One of the main concerns of those booking a holiday for the future is whether they will be able to get a refund should it be cancelled.
There is also concern whether if it is delayed, if they will be charged extra for the new date.
However, there still should be ample protection available for those looking to travel.
In any travel insurance purchase, customers are protecting the cost of cancelling a holiday because something prevents them from going or cutting it short because they fall ill when abroad.
It also covers their medical costs if they get sick or have an accident abroad and the cost of replacing any lost or stolen belongings while away.
When purchasing insurance, buy from a reputable provider. It is worth pointing out there that no insurer is likely to refund you for Covid-19 related cancellations – but some are offering cover if you get it abroad for example, or if you get it before you travel.
If you’re booking independent travel, only buy flights and accommodation that you can get refunds on if you have to cancel at short notice.
Make sure you read the cancellation terms and conditions before booking carefully – will the company give you a cash refund if the trip needs to be canceled for example?
Also, see how a travel company has handled refunds in 2020 and whether they have treated customers fairly. It might be worth paying a slight premium for using a firm that has good customer service.
It is recommended to always pay by credit card if you can, by debit card if you can’t, and never pay by cash or bank transfer as these are incredibly difficult to get refunds from.
Paying by debit card might give some protection as you can often do a charge-back if a service isn’t provided, but it’s not guaranteed so a credit card is safer.
However, if the current pandemic is still happening, then insurers won’t pay out for cancellation claims if your travel or accommodation provider fails or cancels your holiday travel because of Covid. This is because the pandemic was a known event.
Brian Brown of Defaqto said: ‘If you believe Covid might still be an issue next summer – and it’s unclear as yet if it still will be – you need to look for a policy which at the least covers you for cancellation if you or someone travelling with you contracts Covid-19 and can’t travel.
‘Be warned though that many policies will not cover you for cancellation if you have not caught Covid but are advised to isolate by the NHS Test and Trace app.’

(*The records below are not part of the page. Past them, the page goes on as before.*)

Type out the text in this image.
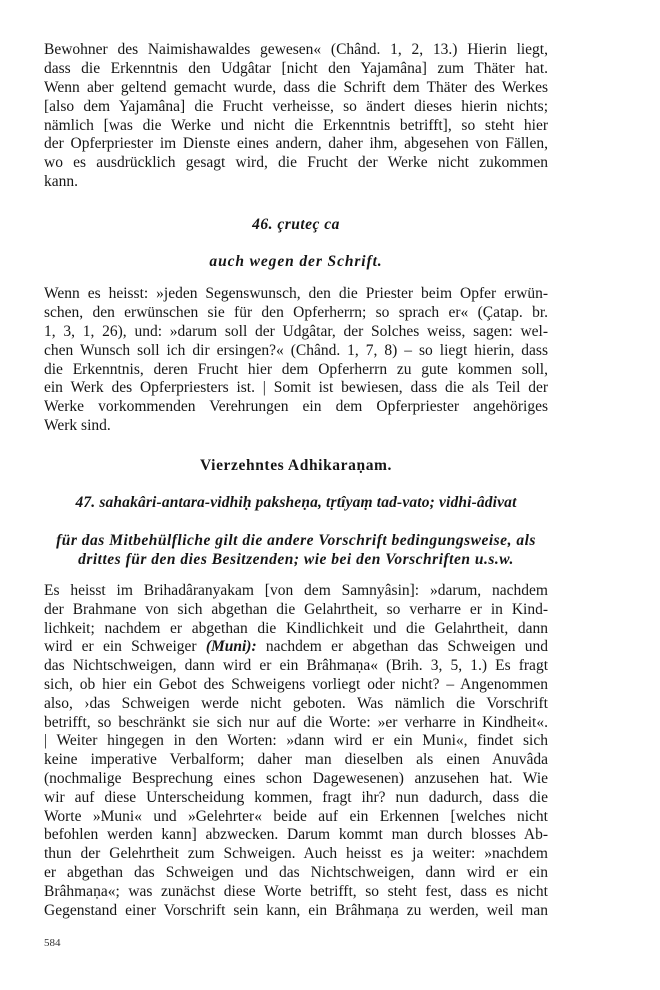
Bewohner des Naimishawaldes gewesen« (Chând. 1, 2, 13.) Hierin liegt,
dass die Erkenntnis den Udgâtar [nicht den Yajamâna] zum Thäter hat.
Wenn aber geltend gemacht wurde, dass die Schrift dem Thäter des Werkes
[also dem Yajamâna] die Frucht verheisse, so ändert dieses hierin nichts;
nämlich [was die Werke und nicht die Erkenntnis betrifft], so steht hier
der Opferpriester im Dienste eines andern, daher ihm, abgesehen von Fällen,
wo es ausdrücklich gesagt wird, die Frucht der Werke nicht zukommen
kann.
46. çruteç ca
auch wegen der Schrift.
Wenn es heisst: »jeden Segenswunsch, den die Priester beim Opfer erwün-
schen, den erwünschen sie für den Opferherrn; so sprach er« (Çatap. br.
1, 3, 1, 26), und: »darum soll der Udgâtar, der Solches weiss, sagen: wel-
chen Wunsch soll ich dir ersingen?« (Chând. 1, 7, 8) – so liegt hierin, dass
die Erkenntnis, deren Frucht hier dem Opferherrn zu gute kommen soll,
ein Werk des Opferpriesters ist. | Somit ist bewiesen, dass die als Teil der
Werke vorkommenden Verehrungen ein dem Opferpriester angehöriges
Werk sind.
Vierzehntes Adhikaraṇam.
47. sahakâri-antara-vidhiḥ paksheṇa, tṛtîyaṃ tad-vato; vidhi-âdivat
für das Mitbehülfliche gilt die andere Vorschrift bedingungsweise, als
drittes für den dies Besitzenden; wie bei den Vorschriften u.s.w.
Es heisst im Brihadâranyakam [von dem Samnyâsin]: »darum, nachdem
der Brahmane von sich abgethan die Gelahrtheit, so verharre er in Kind-
lichkeit; nachdem er abgethan die Kindlichkeit und die Gelahrtheit, dann
wird er ein Schweiger (Muni): nachdem er abgethan das Schweigen und
das Nichtschweigen, dann wird er ein Brâhmaṇa« (Brih. 3, 5, 1.) Es fragt
sich, ob hier ein Gebot des Schweigens vorliegt oder nicht? – Angenommen
also, ›das Schweigen werde nicht geboten. Was nämlich die Vorschrift
betrifft, so beschränkt sie sich nur auf die Worte: »er verharre in Kindheit«.
| Weiter hingegen in den Worten: »dann wird er ein Muni«, findet sich
keine imperative Verbalform; daher man dieselben als einen Anuvâda
(nochmalige Besprechung eines schon Dagewesenen) anzusehen hat. Wie
wir auf diese Unterscheidung kommen, fragt ihr? nun dadurch, dass die
Worte »Muni« und »Gelehrter« beide auf ein Erkennen [welches nicht
befohlen werden kann] abzwecken. Darum kommt man durch blosses Ab-
thun der Gelehrtheit zum Schweigen. Auch heisst es ja weiter: »nachdem
er abgethan das Schweigen und das Nichtschweigen, dann wird er ein
Brâhmaṇa«; was zunächst diese Worte betrifft, so steht fest, dass es nicht
Gegenstand einer Vorschrift sein kann, ein Brâhmaṇa zu werden, weil man
584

You should also ensure the policy covers claims for medical treatment abroad if you contract Covid while on holiday.
This will be particularly important if the EHIC scheme for reciprocal healthcare in the EU isn’t extended after the end of 2020, which might happen if the UK fails to get a trade deal with the EU.
Travellers might find themselves with massive medical bills abroad if their policy doesn’t cover claims for Covid-19 medical treatment.
Customers also need to make sure their policy covers the type of holiday they are going on. For instance, many insurers have separate policies, or charge extra, if you are going on a cruise holiday.
Some policies do not cover cruise travel at all – so always check if you are unsure if your policy covers you.
As with all insurance, customers must check to make sure that the policy they are buying provides the cover they need – under no circumstances should they just buy the ‘cheapest’ policy.
Will people need to prove they’ve had a vaccine?
Every holiday destination will have different rules about who they are letting in the country, so it if vitally important to check the Foreign and Commonwealth Office website.
Some will demand passengers get tested on arrival whilst others will have to show a recent negative test.
It is relatively easy to get a private Covid-19 test now with costs generally ranging between £120 and £150 each, which will need to potentially be factored into your holiday cost.
When – and if – a vaccine is rolled out, while we do not yet know details, it may be the case that holidaymakers will have to provide proof they’ve been vaccinated.